Wednesday, November 01, 2006

Schizohedron Bullet Points! for 11/1/06

  • WFMU RECORD FAIR BECKONS: Much like last year, I am lending a hand at the WFMU Record and Tape Fair, which should be a beacon of crate-digging and impulse buying for all fans of obscure vinyl and music oddities. All proceeds from table rental, admission, and sales from the cheapo record and FMU swag tables directly and 100% benefit the freeform station of the nation, WFMU 91.1. Get on out there and support one of the last places on the dial where noncommercial radio is still practiced and the wonder of the medium still holds sway.
  • DICKED OUT OF A DOLLAR: Lovely for my bank to charge me a dollar for an unplanned use of a nonnetwork ATM, which by coincidence is more than I earned in interest on my checking account last month. I called the branch to try and get it revoked, but the assistant manager claimed that they were powerless to strike the charge barring mechanical failure of the nearest network ATM forcing me to another bank. I will move up the ladder and write them a note on their website, once my blood cools, to see if they will listen to calm reason. I can only imagine they spend considerably more than a buck a head to attract, sign up, and retain new depositors. Can't say I'll ever use any of their other financial services, though, regardless of whether my apostasy is forgiven. Yeah, maybe it's just a buck, but to them it's a rounding error and a fraction of the budget they allot for lobby candy for the tots . . . and why should I be a sheep and let them take it without a fight?
  • TREASURE THIS TREASURY: Now, you want a satisfying financial experience — and no less, from a Federal Government website? Hit up the TreasuryDirect portal. The Treasury has been selling bonds online for some time, but until recently I hadn't seen their redesigned site.
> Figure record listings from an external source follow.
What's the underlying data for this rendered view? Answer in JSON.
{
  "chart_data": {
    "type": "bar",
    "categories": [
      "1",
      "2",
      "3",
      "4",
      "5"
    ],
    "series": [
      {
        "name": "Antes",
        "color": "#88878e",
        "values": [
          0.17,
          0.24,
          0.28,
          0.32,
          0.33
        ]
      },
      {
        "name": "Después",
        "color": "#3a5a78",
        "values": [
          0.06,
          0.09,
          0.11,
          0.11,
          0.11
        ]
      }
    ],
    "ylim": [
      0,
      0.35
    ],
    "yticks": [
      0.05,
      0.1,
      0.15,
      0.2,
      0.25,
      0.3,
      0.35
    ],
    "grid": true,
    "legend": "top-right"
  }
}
It is an attractive, easily navigable, ultra-secure interface through which you can handle all of your Federal fixed-income transactions. It is now as simple to buy the regularly auctioned Treasury bonds, bills, and notes, and the more traditional savings bonds, as it is to buy goodies from Even more usefully, one can send paper bonds in for book-entry conversion, in my case saving me the effort of redeeming a bunch of savings bonds over the next few years . . . and also sparing me contact with the chiseling schmucks at my bank each time one comes due.
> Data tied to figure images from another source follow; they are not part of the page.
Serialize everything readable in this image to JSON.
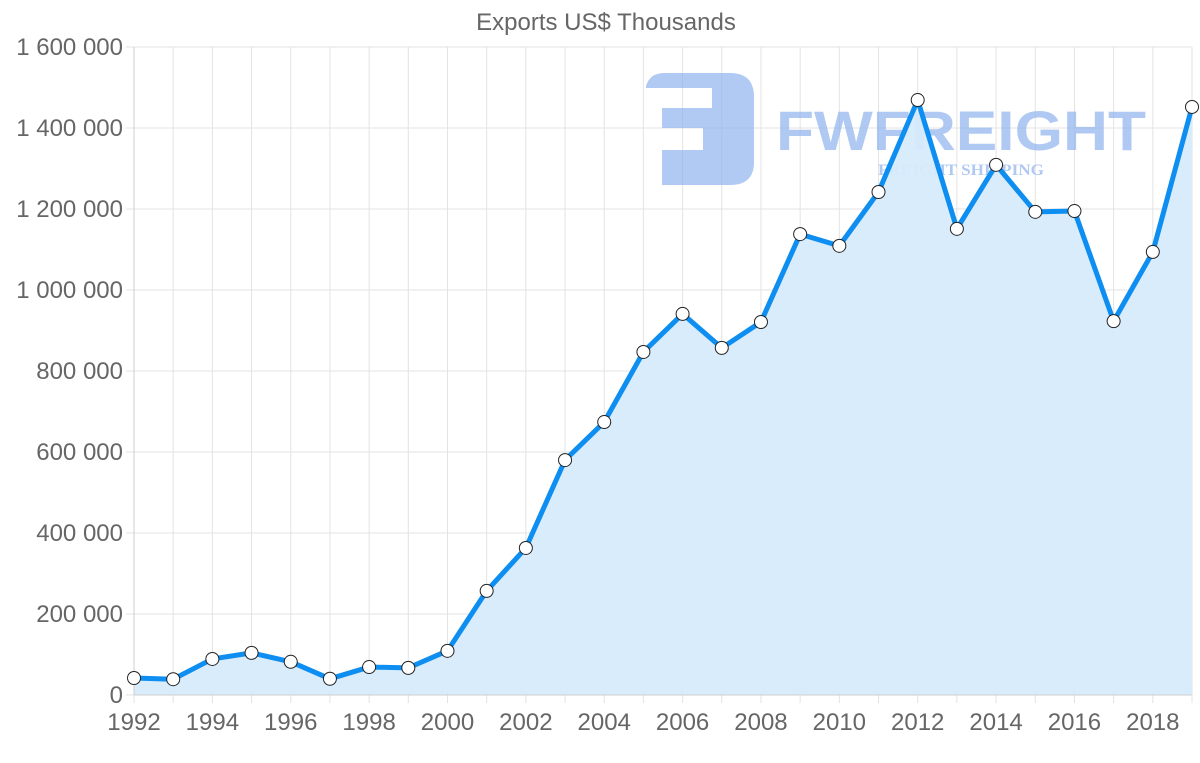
{
  "chart_data": {
    "type": "line",
    "title": "Exports US$ Thousands",
    "xlabel": "",
    "ylabel": "",
    "x": [
      1992,
      1993,
      1994,
      1995,
      1996,
      1997,
      1998,
      1999,
      2000,
      2001,
      2002,
      2003,
      2004,
      2005,
      2006,
      2007,
      2008,
      2009,
      2010,
      2011,
      2012,
      2013,
      2014,
      2015,
      2016,
      2017,
      2018,
      2019
    ],
    "x_tick_labels": [
      "1992",
      "1994",
      "1996",
      "1998",
      "2000",
      "2002",
      "2004",
      "2006",
      "2008",
      "2010",
      "2012",
      "2014",
      "2016",
      "2018"
    ],
    "series": [
      {
        "name": "Exports US$ Thousands",
        "values": [
          42000,
          39000,
          89000,
          104000,
          82000,
          40000,
          69000,
          67000,
          109000,
          257000,
          363000,
          580000,
          674000,
          847000,
          941000,
          857000,
          921000,
          1138000,
          1109000,
          1242000,
          1469000,
          1151000,
          1309000,
          1193000,
          1195000,
          923000,
          1094000,
          1452000
        ],
        "line_color": "#0d8ef0",
        "fill_color": "#d7ebfc",
        "marker_fill": "#ffffff",
        "marker_stroke": "#222222"
      }
    ],
    "ylim": [
      0,
      1600000
    ],
    "y_ticks": [
      0,
      200000,
      400000,
      600000,
      800000,
      1000000,
      1200000,
      1400000,
      1600000
    ],
    "y_tick_labels": [
      "0",
      "200 000",
      "400 000",
      "600 000",
      "800 000",
      "1 000 000",
      "1 200 000",
      "1 400 000",
      "1 600 000"
    ],
    "grid": true,
    "legend": "none",
    "area_filled": true
  },
  "watermark": {
    "brand": "FWFREIGHT",
    "tagline": "FREIGHT SHIPPING",
    "color": "#8fb3ee",
    "icon": "fwfreight-logo-icon"
  }
}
  • HOCKEY SHOCKER: For the first time since around 1983, and only the second time in my life, I am going to a hockey game! My friend Jen sent up a signal flare for interest in an upcoming New Jersey Devils game, and she got quite a response, including yours truly. With the collapse of the Jets franchise, the mighty Felix hasn't been buying his father's season tickets, one of which I would occasionally grab if available . . . so my attendance at fall and winter sporting events has dropped to nil. The only remaining decision is whether I will be stomped for wearing my San Jose Sharks CHAINSAW jersey to the rink. I could always bring along a chainsaw in case anyone gets saucy. . . .
  • POKER OCTOBER SURPRISE: Just when my faith in my poker abilities was beginning to waver, in the midst of a choppy late summer track record at the usual game, I was proud to rack up an October of straight wins. Of particular notice was a sweet win at the Showboat — a trip report that deserves a post here — that indicated to me I can still swim in the casino poker pool. I made many good reads at the local game that saved me money and that I would not have made a year ago. I consider our game to be of above-average skill, so when I — by no means the best player at that table — am able to string Ws across the month, I feel like I have actually learned just a little more about this crazy game.
  • IF YOU BAN IT, THEY WILL COME: In a cowardly parliamentary trick, Congress tacked an anti–Internet gambling rider onto a safe ports act, which passed and was subsequently signed by Dear Leader on — fitting in the eyes of its critics — Friday, Oct. 13. I was never a dedicated or deep online poker player in the 6 months that I navigated the felt seas of the Full Tilt shark lagoon, barely clearing any of the incentive bonus with my low-limit and sporadic play. I yanked my funds months ago for the July Vegas trip and never reloaded. I barely thought about playing online until this push by the Congressional morality class over the late summer. Now that the mode of funding a poker account has been criminalized, I do think about playing, and somewhat miss it. So what has happened is exactly what transpired with the passage of the Volstead Act: Outlaw something, and folks will get curious about it. A piece in today's Wall Street Journal indicated that players are already sniffing about for ways around the funding ban. So are some of the guys in my game. I guarantee that if I rented the shuttered store across the street from my building, painted over the windows, bought three poker tables, hired and trained dealers, iced and greased the local cops and Mob, and put the word out, I could run games 7 nights a week with a waiting list out the door. To Congress I say, as we sarcastically say to the table sucker when he or she hits well: Nice hand.